Con nuevos protocolos de seguridad, los dentistas instan a los pacientes a volver a sus tratamientos habituales. Esto es lo que debes saber antes de tu próxima cita.
¿Qué riesgos existen ir al dentista?
El SARS-CoV-2 se propaga a través de las partículas que emiten las personas cuando respiran y hablan, entre otras cosas. Las personas pueden inhalar esas gotitas o tocar superficies contaminadas y a continuación frotarse los ojos, la nariz o la boca. Las herramientas habituales de un dentista, como los tornos y los limpiadores ultrasónicos, también pueden generar partículas diminutas conocidas como aerosoles que podrían albergar coronavirus infeccioso y pueden permanecer en el aire de minutos a horas.
¿Debería ir al dentista si no es una emergencia?
En general, sí, con algunas excepciones.
Retrasar los tratamientos dentales entraña riesgos considerables para la salud a largo plazo.

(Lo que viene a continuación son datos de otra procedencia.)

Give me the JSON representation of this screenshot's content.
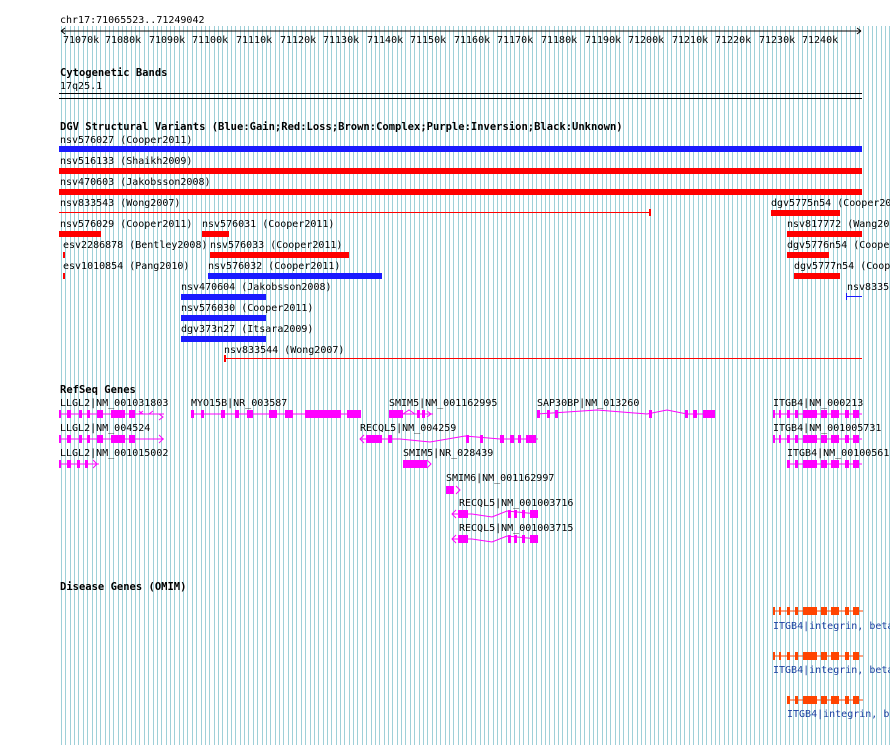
{
  "ruler": {
    "position": "chr17:71065523..71249042",
    "ticks": [
      "71070k",
      "71080k",
      "71090k",
      "71100k",
      "71110k",
      "71120k",
      "71130k",
      "71140k",
      "71150k",
      "71160k",
      "71170k",
      "71180k",
      "71190k",
      "71200k",
      "71210k",
      "71220k",
      "71230k",
      "71240k"
    ]
  },
  "cytoband": {
    "title": "Cytogenetic Bands",
    "band": "17q25.1"
  },
  "dgv": {
    "title": "DGV Structural Variants (Blue:Gain;Red:Loss;Brown:Complex;Purple:Inversion;Black:Unknown)",
    "tracks": [
      {
        "label": "nsv576027 (Cooper2011)",
        "type": "gain"
      },
      {
        "label": "nsv516133 (Shaikh2009)",
        "type": "loss"
      },
      {
        "label": "nsv470603 (Jakobsson2008)",
        "type": "loss"
      },
      {
        "label": "nsv833543 (Wong2007)",
        "type": "loss"
      },
      {
        "label": "dgv5775n54 (Cooper20",
        "type": "loss"
      },
      {
        "label": "nsv576029 (Cooper2011)",
        "type": "loss"
      },
      {
        "label": "nsv576031 (Cooper2011)",
        "type": "loss"
      },
      {
        "label": "nsv817772 (Wang200",
        "type": "loss"
      },
      {
        "label": "esv2286878 (Bentley2008)",
        "type": "loss"
      },
      {
        "label": "nsv576033 (Cooper2011)",
        "type": "loss"
      },
      {
        "label": "dgv5776n54 (Cooper",
        "type": "loss"
      },
      {
        "label": "esv1010854 (Pang2010)",
        "type": "loss"
      },
      {
        "label": "nsv576032 (Cooper2011)",
        "type": "gain"
      },
      {
        "label": "dgv5777n54 (Coop",
        "type": "loss"
      },
      {
        "label": "nsv8335",
        "type": "gain"
      },
      {
        "label": "nsv470604 (Jakobsson2008)",
        "type": "gain"
      },
      {
        "label": "nsv576030 (Cooper2011)",
        "type": "gain"
      },
      {
        "label": "dgv373n27 (Itsara2009)",
        "type": "gain"
      },
      {
        "label": "nsv833544 (Wong2007)",
        "type": "loss"
      }
    ]
  },
  "refseq": {
    "title": "RefSeq Genes",
    "genes": [
      {
        "label": "LLGL2|NM_001031803"
      },
      {
        "label": "MYO15B|NR_003587"
      },
      {
        "label": "SMIM5|NM_001162995"
      },
      {
        "label": "SAP30BP|NM_013260"
      },
      {
        "label": "ITGB4|NM_000213"
      },
      {
        "label": "LLGL2|NM_004524"
      },
      {
        "label": "RECQL5|NM_004259"
      },
      {
        "label": "ITGB4|NM_001005731"
      },
      {
        "label": "LLGL2|NM_001015002"
      },
      {
        "label": "SMIM5|NR_028439"
      },
      {
        "label": "ITGB4|NM_00100561"
      },
      {
        "label": "SMIM6|NM_001162997"
      },
      {
        "label": "RECQL5|NM_001003716"
      },
      {
        "label": "RECQL5|NM_001003715"
      }
    ]
  },
  "omim": {
    "title": "Disease Genes (OMIM)",
    "entries": [
      {
        "label": "ITGB4|integrin, beta"
      },
      {
        "label": "ITGB4|integrin, beta"
      },
      {
        "label": "ITGB4|integrin, be"
      }
    ]
  },
  "colors": {
    "gain": "#1a1aff",
    "loss": "#ff0000",
    "gene": "#ff00ff",
    "omim": "#ff4400",
    "grid": "#9fd0d8"
  }
}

Las afecciones que no son graves, como un empaste roto, pueden empeorar mucho si se ignoran, pero hasta las limpiezas son fundamentales. Por ejemplo, existe un «vínculo claro» entre la salud gingival y la diabetes, así como una relación con las cardiopatías, indica. Las limpiezas dentales pueden estabilizar el estado de las encías.

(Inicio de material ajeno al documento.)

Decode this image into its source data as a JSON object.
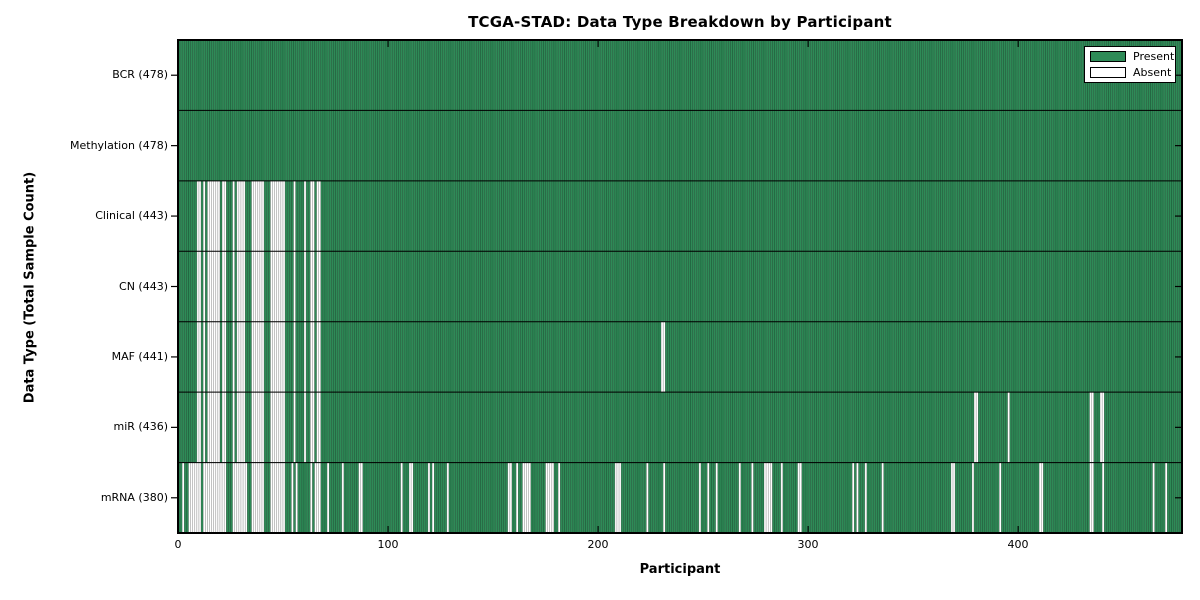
{
  "title": "TCGA-STAD: Data Type Breakdown by Participant",
  "legend": {
    "present_label": "Present",
    "absent_label": "Absent"
  },
  "chart_data": {
    "type": "heatmap",
    "title": "TCGA-STAD: Data Type Breakdown by Participant",
    "xlabel": "Participant",
    "ylabel": "Data Type (Total Sample Count)",
    "x_ticks": [
      0,
      100,
      200,
      300,
      400
    ],
    "x_range": [
      0,
      478
    ],
    "n_participants": 478,
    "grid": false,
    "legend_position": "upper right",
    "legend_entries": [
      {
        "label": "Present",
        "color": "#2e8b57"
      },
      {
        "label": "Absent",
        "color": "#ffffff"
      }
    ],
    "colors": {
      "present": "#2e8b57",
      "absent": "#ffffff",
      "frame": "#000000",
      "bar_edge": "#000000",
      "background": "#ffffff"
    },
    "rows": [
      {
        "label": "BCR (478)",
        "name": "BCR",
        "total_present": 478,
        "absent": []
      },
      {
        "label": "Methylation (478)",
        "name": "Methylation",
        "total_present": 478,
        "absent": []
      },
      {
        "label": "Clinical (443)",
        "name": "Clinical",
        "total_present": 443,
        "absent": [
          9,
          10,
          12,
          14,
          15,
          16,
          17,
          18,
          19,
          21,
          22,
          26,
          28,
          29,
          30,
          31,
          35,
          36,
          37,
          38,
          39,
          40,
          44,
          45,
          46,
          47,
          48,
          49,
          50,
          55,
          60,
          63,
          64,
          66,
          67
        ]
      },
      {
        "label": "CN (443)",
        "name": "CN",
        "total_present": 443,
        "absent": [
          9,
          10,
          12,
          14,
          15,
          16,
          17,
          18,
          19,
          21,
          22,
          26,
          28,
          29,
          30,
          31,
          35,
          36,
          37,
          38,
          39,
          40,
          44,
          45,
          46,
          47,
          48,
          49,
          50,
          55,
          60,
          63,
          64,
          66,
          67
        ]
      },
      {
        "label": "MAF (441)",
        "name": "MAF",
        "total_present": 441,
        "absent": [
          9,
          10,
          12,
          14,
          15,
          16,
          17,
          18,
          19,
          21,
          22,
          26,
          28,
          29,
          30,
          31,
          35,
          36,
          37,
          38,
          39,
          40,
          44,
          45,
          46,
          47,
          48,
          49,
          50,
          55,
          60,
          63,
          64,
          66,
          67,
          230,
          231
        ]
      },
      {
        "label": "miR (436)",
        "name": "miR",
        "total_present": 436,
        "absent": [
          9,
          10,
          12,
          14,
          15,
          16,
          17,
          18,
          19,
          21,
          22,
          26,
          28,
          29,
          30,
          31,
          35,
          36,
          37,
          38,
          39,
          40,
          44,
          45,
          46,
          47,
          48,
          49,
          50,
          55,
          60,
          63,
          64,
          66,
          67,
          379,
          380,
          395,
          434,
          435,
          439,
          440
        ]
      },
      {
        "label": "mRNA (380)",
        "name": "mRNA",
        "total_present": 380,
        "absent": [
          2,
          5,
          6,
          7,
          8,
          9,
          10,
          12,
          13,
          14,
          15,
          16,
          17,
          18,
          19,
          20,
          21,
          22,
          26,
          27,
          28,
          29,
          30,
          31,
          32,
          35,
          36,
          37,
          38,
          39,
          40,
          44,
          45,
          46,
          47,
          48,
          49,
          50,
          54,
          56,
          63,
          65,
          66,
          67,
          71,
          78,
          86,
          87,
          106,
          110,
          111,
          119,
          121,
          128,
          157,
          158,
          161,
          164,
          165,
          166,
          167,
          175,
          176,
          177,
          178,
          181,
          208,
          209,
          210,
          223,
          231,
          248,
          252,
          256,
          267,
          273,
          279,
          280,
          281,
          282,
          287,
          295,
          296,
          321,
          323,
          327,
          335,
          368,
          369,
          378,
          391,
          410,
          411,
          434,
          435,
          440,
          464,
          470
        ]
      }
    ]
  }
}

¿Cómo es una visita «segura»?
Como las personas pueden transmitir el SARS-CoV-2 aunque no tengan síntomas y no se dispone de pruebas rápidas y baratas, los dentistas han aplicado una serie de medidas de precaución, las diferencias en la cita en el dentista deberían empezar antes de llegar a la consulta, con un cuestionario de control previo. Se trata de una verificación general de tu estado de salud que incluye preguntas sobre si has tenido tos o fiebre hace poco o si podrías haber estado en contacto con personas infectadas con COVID-19.
Para limitar los riesgos en la consulta, los dentistas están atendiendo a menos pacientes y piden a la gente que entre sola, lo que reduce la cantidad de interacciones de cada paciente. Poco después de entrar en la consulta, es posible que un enfermero te tome la temperatura. La disposición de la sala de espera también podría ser diferente para permitir el distanciamiento social. Antes, la consulta de Gehani tenía 14 sillas en la sala de espera. Ahora solo tiene cuatro: una en cada esquina. Y todos los que estén en la sala de espera, tanto trabajadores como pacientes, deben llevar mascarilla.